The mechanisms contributing to MPN predisposition were investigated through the I157T missense variant of the CHEK2 protein, which has previously been found to be associated with increased risk for other cancers. The structural analysis indicated that the I157T variant decreases the hydrophobic interfaces and destabilizes the CHEK2 dimer. The inhibition of CHEK2 by RNA interference led to a decrease in cell death following irradiation in human primitive lineage (Lin)−CD34+CD38− cells, while increasing the expansion of human cord blood Lin−CD34+ cells in long-term cultures. These observations led the authors to conclude that CHEK2 is involved in the inhibition of HSPC growth and self-renewal, which could be alleviated by the I157T variant, thereby increasing MPN risk.
Other research was carried out analyzing a risk locus situated in an enhancer region of chromatin accessible in hematopoietic cells, which is located downstream of the GFI1B transcription factor gene, and involved in HSC quiescence and megakaryocytic erythroid differentiation. A rs524137 variant at this locus was found to be associated with a 40-fold increase in transcriptional activity and a 1.7-fold reduction in enhancer activity in HSPCs. CRISPR-guided deletion of a region encompassing the enhancer led to a decrease in the expression of GFI1B by 36.3%, suggesting GFI1B was a causal gene. This deletion was also associated with a 2.7-fold increase in long-term HSCs relative to the total CD34+ progenitor cells and with an increase in secondary colonies in replating assays with no effect on secondary erythroid colonies. These findings conclude that rs524137 decreases GFI1B expression in HSPCs and increases their self-renewal function.

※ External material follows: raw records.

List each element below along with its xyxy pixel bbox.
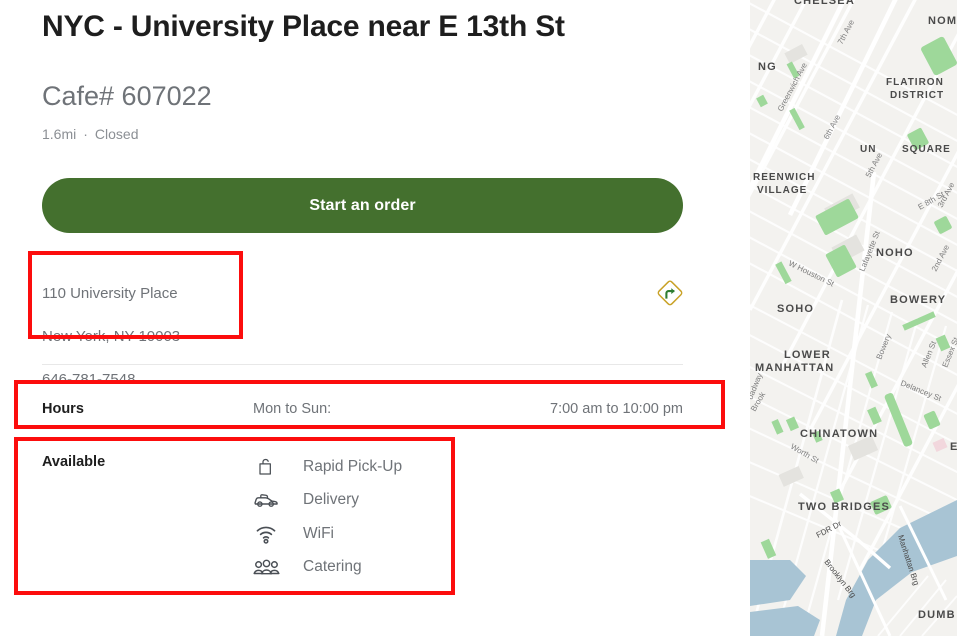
car-icon	[251, 487, 281, 513]
amenity-label: Delivery	[303, 491, 359, 509]
map-label: NOHO	[876, 247, 914, 259]
directions-diamond-icon[interactable]	[655, 278, 685, 308]
shopping-bag-icon	[251, 454, 281, 480]
store-detail-panel: NYC - University Place near E 13th St Ca…	[0, 0, 750, 636]
hours-label: Hours	[42, 401, 84, 417]
distance-value: 1.6mi	[42, 126, 77, 142]
map-label: VILLAGE	[757, 185, 807, 196]
amenity-label: WiFi	[303, 524, 334, 542]
store-location-map[interactable]: CHELSEA NOM NG FLATIRON DISTRICT 7th Ave Green…	[750, 0, 957, 636]
hours-row: Hours Mon to Sun: 7:00 am to 10:00 pm	[42, 398, 683, 420]
map-label: NG	[758, 61, 777, 73]
address-city-state-zip: New York, NY 10003	[42, 327, 181, 345]
section-divider	[42, 364, 683, 365]
hours-time-value: 7:00 am to 10:00 pm	[550, 401, 683, 417]
list-item: Catering	[251, 551, 402, 585]
map-label: CHINATOWN	[800, 428, 878, 440]
map-label: LOWER	[784, 349, 831, 361]
map-label: MANHATTAN	[755, 362, 834, 374]
start-an-order-button[interactable]: Start an order	[42, 178, 683, 233]
cafe-number: Cafe# 607022	[42, 81, 212, 111]
store-meta: 1.6mi · Closed	[42, 125, 139, 143]
list-item: Rapid Pick-Up	[251, 450, 402, 484]
map-label: NOM	[928, 15, 957, 27]
map-label: BOWERY	[890, 294, 946, 306]
amenity-list: Rapid Pick-Up Delivery WiFi Catering	[251, 450, 402, 584]
map-label: CHELSEA	[794, 0, 855, 7]
page-title: NYC - University Place near E 13th St	[42, 10, 565, 43]
amenity-label: Rapid Pick-Up	[303, 457, 403, 475]
wifi-icon	[251, 521, 281, 547]
meta-separator: ·	[83, 126, 88, 142]
map-label: SOHO	[777, 303, 814, 315]
map-label: E	[950, 441, 957, 453]
amenity-label: Catering	[303, 558, 362, 576]
address-phone[interactable]: 646-781-7548	[42, 369, 180, 391]
hours-days-value: Mon to Sun:	[253, 401, 332, 417]
map-label: FLATIRON	[886, 77, 944, 88]
map-label: SQUARE	[902, 144, 951, 155]
map-label: TWO BRIDGES	[798, 501, 890, 513]
map-label: DUMB	[918, 609, 956, 621]
status-badge: Closed	[94, 126, 139, 142]
map-label: DISTRICT	[890, 90, 944, 101]
address-street: 110 University Place	[42, 284, 178, 302]
list-item: Delivery	[251, 484, 402, 518]
store-detail-page: NYC - University Place near E 13th St Ca…	[0, 0, 957, 636]
list-item: WiFi	[251, 517, 402, 551]
available-label: Available	[42, 454, 106, 470]
map-label: REENWICH	[753, 172, 815, 183]
store-address[interactable]: 110 University Place New York, NY 10003 …	[42, 261, 180, 412]
people-group-icon	[251, 554, 281, 580]
map-canvas[interactable]: CHELSEANOMNGFLATIRONDISTRICT7th AveGreen…	[750, 0, 957, 636]
map-label: UN	[860, 144, 876, 155]
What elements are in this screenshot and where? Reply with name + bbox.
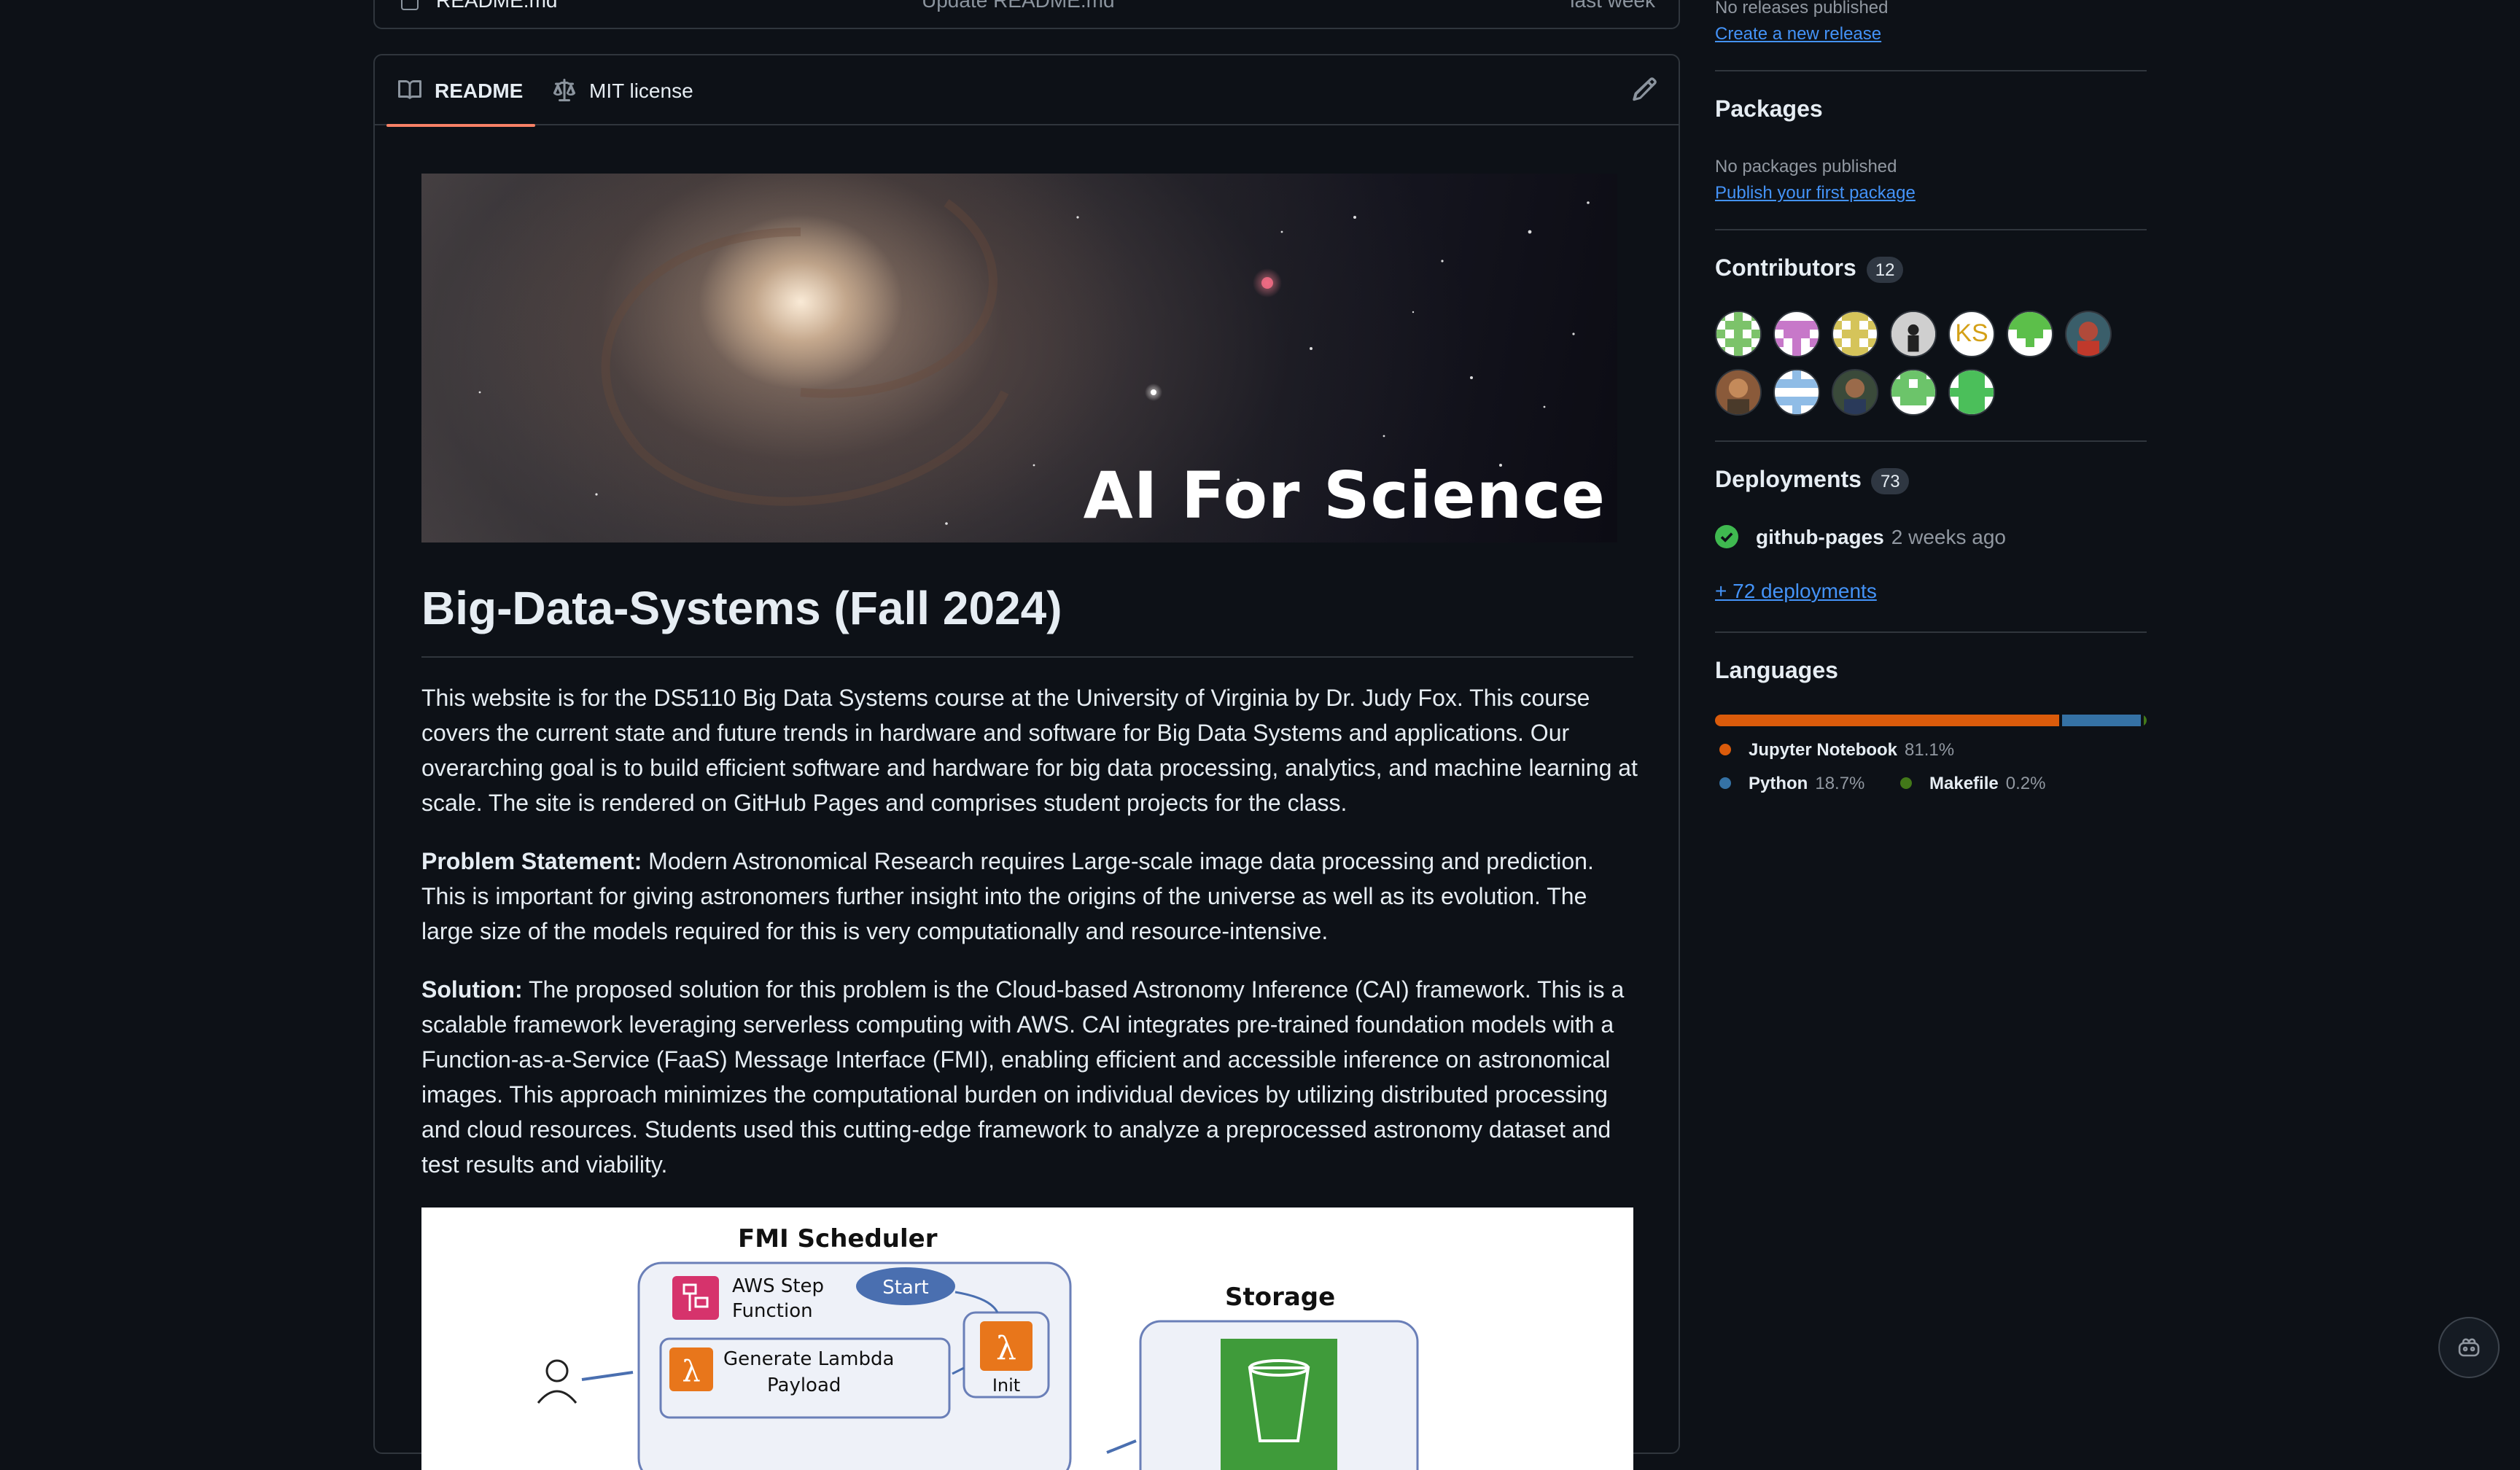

This study exemplified the germline genetic risk of developing MPN related to changes in gene expression in HSCs, increasing the baseline pool of HSCs and augmenting the risk of acquiring MPN somatic driver mutations. This study identified a number of germline variants preceding the acquisition of somatic driver mutations and further elucidated the inherited risk associated with MPN development, which supports previous findings. Previous experience with other cancer types emphasizes the role of predisposing germline variants to better understand the mechanisms of MPN development and to inform future drug development.